The International Sun-Earth Explorer 3 (ISEE-3) launched in 1978 as a joint US and European mission to study how the solar wind, a flood of charged particles from the sun, interacts with our planet's magnetic field. It originally orbited at the L1 Lagrange point – a spot between the sun and the Earth where their combined gravitational forces effectively cancel out so smaller objects can hold still.
But in the mid-1980s, ISEE-3 left its home base to orbit the sun and chase comets Giacobini-Zinner and Halley. The spacecraft was supposed to shut down in 1997, but surprisingly, the international Deep Space Network received a signal from it in 2008.
Deep space revival
Cowing and Dennis Wingu of the aerospace firm Skycorp decided to crowdsource a rescue mission to reinstate ISEE-3in its original job. They raised nearly $160,000 in an online crowdfunding campaign, and partnered with NASA to communicate with the craft for the first time in decades on 19 May.
The team hoped to order the craft to fire its engines and return to its orbit near Earth earlier this week.
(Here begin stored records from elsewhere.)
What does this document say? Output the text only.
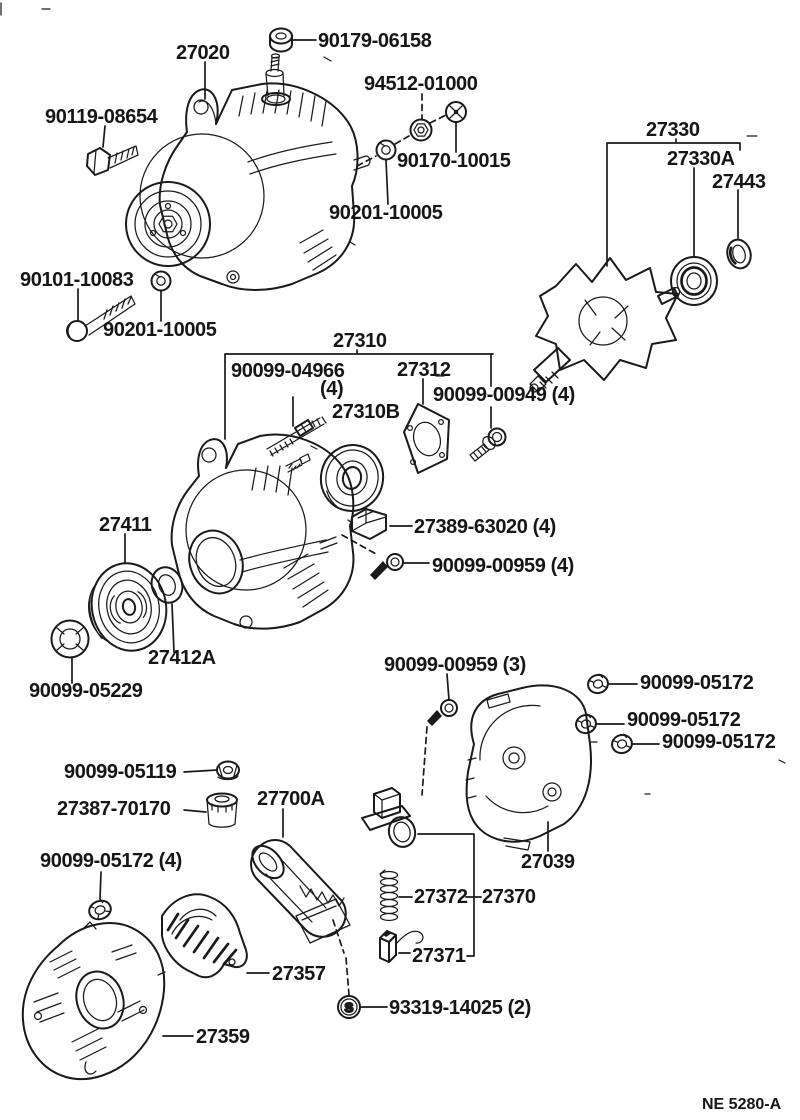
S
90179-06158
27020
94512-01000
90119-08654
90170-10015
90201-10005
27330
27330A
27443
90101-10083
90201-10005	27310
90099-04966
(4)
27312
27310B
90099-00949 (4)
27411	27389-63020 (4)
90099-00959 (4)
27412A
90099-05229
90099-00959 (3)
90099-05172
90099-05172
90099-05172
90099-05119
27387-70170	27700A
90099-05172 (4)	27039
27372 27370
27371
27357
27359
93319-14025 (2)
NE 5280-A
But after a few successful pulses, the craft's thrusters stopped responding.
"The spacecraft was doing everything we told it to, except there was no fuel, so no oomph," Cowing says. "It was literally the last gasp from the propulsion system."
Nine of the original 13 science instruments still work and are transmitting data on interplanetary magnetic fields and cosmic rays, Cowing says. The solar panels are also working better than expected, and monitoring their health could help inform more modern solar panel designs.
The team is marshalling radio telescopes around the world to keep listening to ISEE-3 as a "citizen science Deep Space Network", Cowing says. And even if the spacecraft's trajectory around the sun, which is uncertain at the moment, takes it out of range, Cowing hopes to try to revive other vintage spacecraft that had been left for dead and use them for citizen science projects.
"We had too much fun with this one not to try it again," he says.